公益社団法人東京生薬協会公益社団法人東京生薬協会

新常用和漢薬集

名称
チョレイ (猪苓)
第十七改正日本薬局方 収載
英名 Polyporus Sclerotium 生薬ラテン名 POLYPORUS
チョレイ
生薬名:チョレイ

チョレイマイタケ
基原 チョレイマイタケPolyporus umbellatus Fries(Polyporaceae サルノコシカケ科)の菌核。
調製 春または秋に菌核を掘りとり、土砂を除き、乾燥する。
産地 中国(雲南、陝西、山西、甘粛など)。
性状 不整の塊状を呈し、通例、長さ5~15 cmである。外面は黒褐色~灰褐色を呈し、多数のくぼみとあらいしわがある。折りやすく、折面はやや柔らかくコルク様で、ほぼ白色~淡褐色を呈し、内部には白色のまだら模様がある。質は軽い。におい及び味がない。
成分 ergosterol誘導体、長鎖脂肪酸など。
選品 内面が白くて軽く、しかも緻密なものがよい。

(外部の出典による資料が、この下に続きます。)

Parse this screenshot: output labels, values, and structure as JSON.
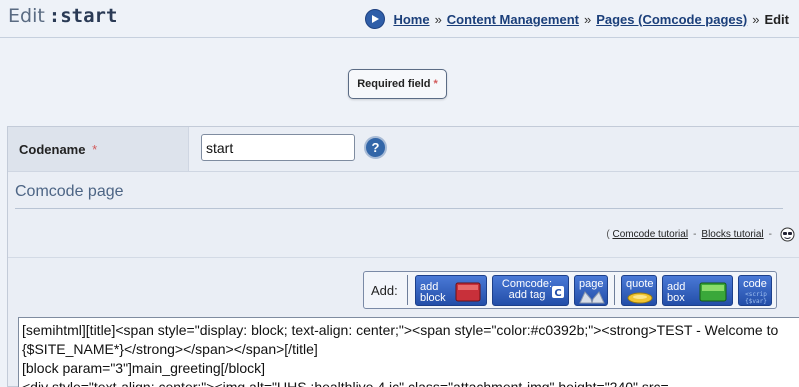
{
  "header": {
    "title_prefix": "Edit",
    "title_code": ":start"
  },
  "breadcrumb": {
    "items": [
      "Home",
      "Content Management",
      "Pages (Comcode pages)"
    ],
    "separator": "»",
    "current": "Edit"
  },
  "required_notice": {
    "label": "Required field",
    "star": "*"
  },
  "form": {
    "codename_label": "Codename",
    "codename_star": "*",
    "codename_value": "start",
    "help_label": "?",
    "section_title": "Comcode page",
    "tutorials": {
      "open": "(",
      "comcode_tutorial": "Comcode tutorial",
      "dash": "-",
      "blocks_tutorial": "Blocks tutorial",
      "close": "-"
    },
    "toolbar": {
      "label": "Add:",
      "buttons": [
        {
          "label": "add block"
        },
        {
          "label": "Comcode: add tag"
        },
        {
          "label": "page"
        },
        {
          "label": "quote"
        },
        {
          "label": "add box"
        },
        {
          "label": "code"
        }
      ]
    },
    "editor_text": "[semihtml][title]<span style=\"display: block; text-align: center;\"><span style=\"color:#c0392b;\"><strong>TEST - Welcome to {$SITE_NAME*}</strong></span></span>[/title]\n[block param=\"3\"]main_greeting[/block]\n<div style=\"text-align: center;\"><img alt=\"UHS :healthlive 4 ic\" class=\"attachment-img\" height=\"240\" src="
  },
  "colors": {
    "accent": "#2f5ea8",
    "link": "#1b3f7a",
    "required_star": "#d25a5a",
    "section_title": "#4d6585"
  }
}
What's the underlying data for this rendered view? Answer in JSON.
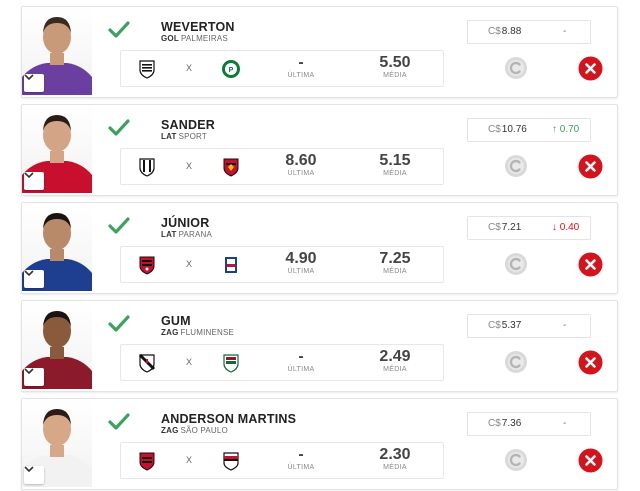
{
  "labels": {
    "vs": "X",
    "last": "Última",
    "avg": "Média",
    "currency": "C$"
  },
  "players": [
    {
      "name": "WEVERTON",
      "pos": "GOL",
      "team": "PALMEIRAS",
      "home_crest": "santos-crest-icon",
      "away_crest": "palmeiras-crest-icon",
      "last": "-",
      "avg": "5.50",
      "price": "8.88",
      "variation": "-",
      "variation_type": "neutral",
      "jersey_color": "#6b3fa0",
      "skin": "#c89a7a",
      "hair": "#3a2a20"
    },
    {
      "name": "SANDER",
      "pos": "LAT",
      "team": "SPORT",
      "home_crest": "ceara-crest-icon",
      "away_crest": "sport-crest-icon",
      "last": "8.60",
      "avg": "5.15",
      "price": "10.76",
      "variation": "↑ 0.70",
      "variation_type": "up",
      "jersey_color": "#c8102e",
      "skin": "#d3a486",
      "hair": "#2b1d16"
    },
    {
      "name": "JÚNIOR",
      "pos": "LAT",
      "team": "PARANA",
      "home_crest": "vitoria-crest-icon",
      "away_crest": "parana-crest-icon",
      "last": "4.90",
      "avg": "7.25",
      "price": "7.21",
      "variation": "↓ 0.40",
      "variation_type": "down",
      "jersey_color": "#1e3f8f",
      "skin": "#b98a6a",
      "hair": "#1a1410"
    },
    {
      "name": "GUM",
      "pos": "ZAG",
      "team": "FLUMINENSE",
      "home_crest": "vasco-crest-icon",
      "away_crest": "fluminense-crest-icon",
      "last": "-",
      "avg": "2.49",
      "price": "5.37",
      "variation": "-",
      "variation_type": "neutral",
      "jersey_color": "#8b1a2b",
      "skin": "#8a5a3c",
      "hair": "#1a1410"
    },
    {
      "name": "ANDERSON MARTINS",
      "pos": "ZAG",
      "team": "SÃO PAULO",
      "home_crest": "flamengo-crest-icon",
      "away_crest": "saopaulo-crest-icon",
      "last": "-",
      "avg": "2.30",
      "price": "7.36",
      "variation": "-",
      "variation_type": "neutral",
      "jersey_color": "#f2f2f2",
      "skin": "#d6a888",
      "hair": "#2b1d16"
    }
  ],
  "colors": {
    "check": "#3aa35c",
    "remove": "#d3141c",
    "coin": "#d9d9d9"
  }
}
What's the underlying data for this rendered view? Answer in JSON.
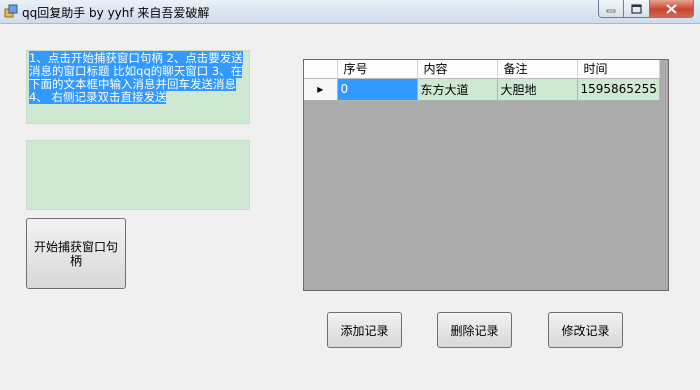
{
  "window": {
    "title": "qq回复助手 by yyhf 来自吾爱破解"
  },
  "instructions": {
    "text": "1、点击开始捕获窗口句柄 2、点击要发送消息的窗口标题 比如qq的聊天窗口 3、在下面的文本框中输入消息并回车发送消息 4、 右侧记录双击直接发送"
  },
  "message_input": {
    "value": ""
  },
  "buttons": {
    "capture": "开始捕获窗口句柄",
    "add": "添加记录",
    "delete": "删除记录",
    "edit": "修改记录"
  },
  "grid": {
    "columns": [
      "序号",
      "内容",
      "备注",
      "时间"
    ],
    "rows": [
      {
        "indicator": "▸",
        "cells": [
          "0",
          "东方大道",
          "大胆地",
          "1595865255"
        ]
      }
    ]
  },
  "colors": {
    "textbox_bg": "#cfe8d2",
    "selection": "#3399ff",
    "grid_bg": "#ababab"
  }
}
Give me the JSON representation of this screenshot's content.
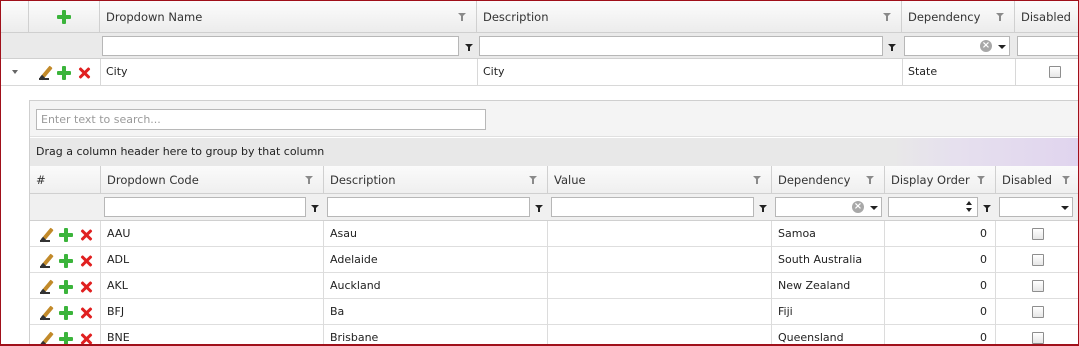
{
  "outer": {
    "columns": [
      "Dropdown Name",
      "Description",
      "Dependency",
      "Disabled"
    ],
    "row": {
      "name": "City",
      "description": "City",
      "dependency": "State",
      "disabled": false
    }
  },
  "detail": {
    "search_placeholder": "Enter text to search...",
    "group_panel_text": "Drag a column header here to group by that column",
    "columns": [
      "#",
      "Dropdown Code",
      "Description",
      "Value",
      "Dependency",
      "Display Order",
      "Disabled"
    ],
    "rows": [
      {
        "code": "AAU",
        "description": "Asau",
        "value": "",
        "dependency": "Samoa",
        "order": "0",
        "disabled": false
      },
      {
        "code": "ADL",
        "description": "Adelaide",
        "value": "",
        "dependency": "South Australia",
        "order": "0",
        "disabled": false
      },
      {
        "code": "AKL",
        "description": "Auckland",
        "value": "",
        "dependency": "New Zealand",
        "order": "0",
        "disabled": false
      },
      {
        "code": "BFJ",
        "description": "Ba",
        "value": "",
        "dependency": "Fiji",
        "order": "0",
        "disabled": false
      },
      {
        "code": "BNE",
        "description": "Brisbane",
        "value": "",
        "dependency": "Queensland",
        "order": "0",
        "disabled": false
      }
    ]
  },
  "icons": {
    "add": "plus-icon",
    "edit": "pencil-icon",
    "delete": "delete-icon",
    "filter": "filter-icon",
    "expand": "expand-arrow-icon",
    "clear": "clear-icon"
  },
  "colors": {
    "frame_border": "#a0101a",
    "add_green": "#3bb43b",
    "delete_red": "#e02020"
  }
}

赤黒いものは良くない。
適応 漢方処方用薬:消炎、止渇、利尿作用があり、泌尿器疾患の猪苓湯に配合される。
漢方
処方例

五苓散(ごれいさん)、柴苓湯(さいれいとう)、茵蔯五苓散(いんちんごれいさん)
構成生薬のうち、猪苓、茯苓との組み合わせにより、尿利減少、口渇、浮腫、嘔吐、下痢を改善する。

猪苓湯(ちょれいとう)
構成生薬のうち、猪苓、茯苓、滑石の組み合わせにより血尿、尿利減少、口渇、浮腫を改善する。

分消湯(ぶんしょうとう)、実脾飲(じっぴいん)
構成生薬のうち、猪苓、茯苓、大腹皮(だいふくひ)の組み合わせにより腹水、手足のむくみを治す。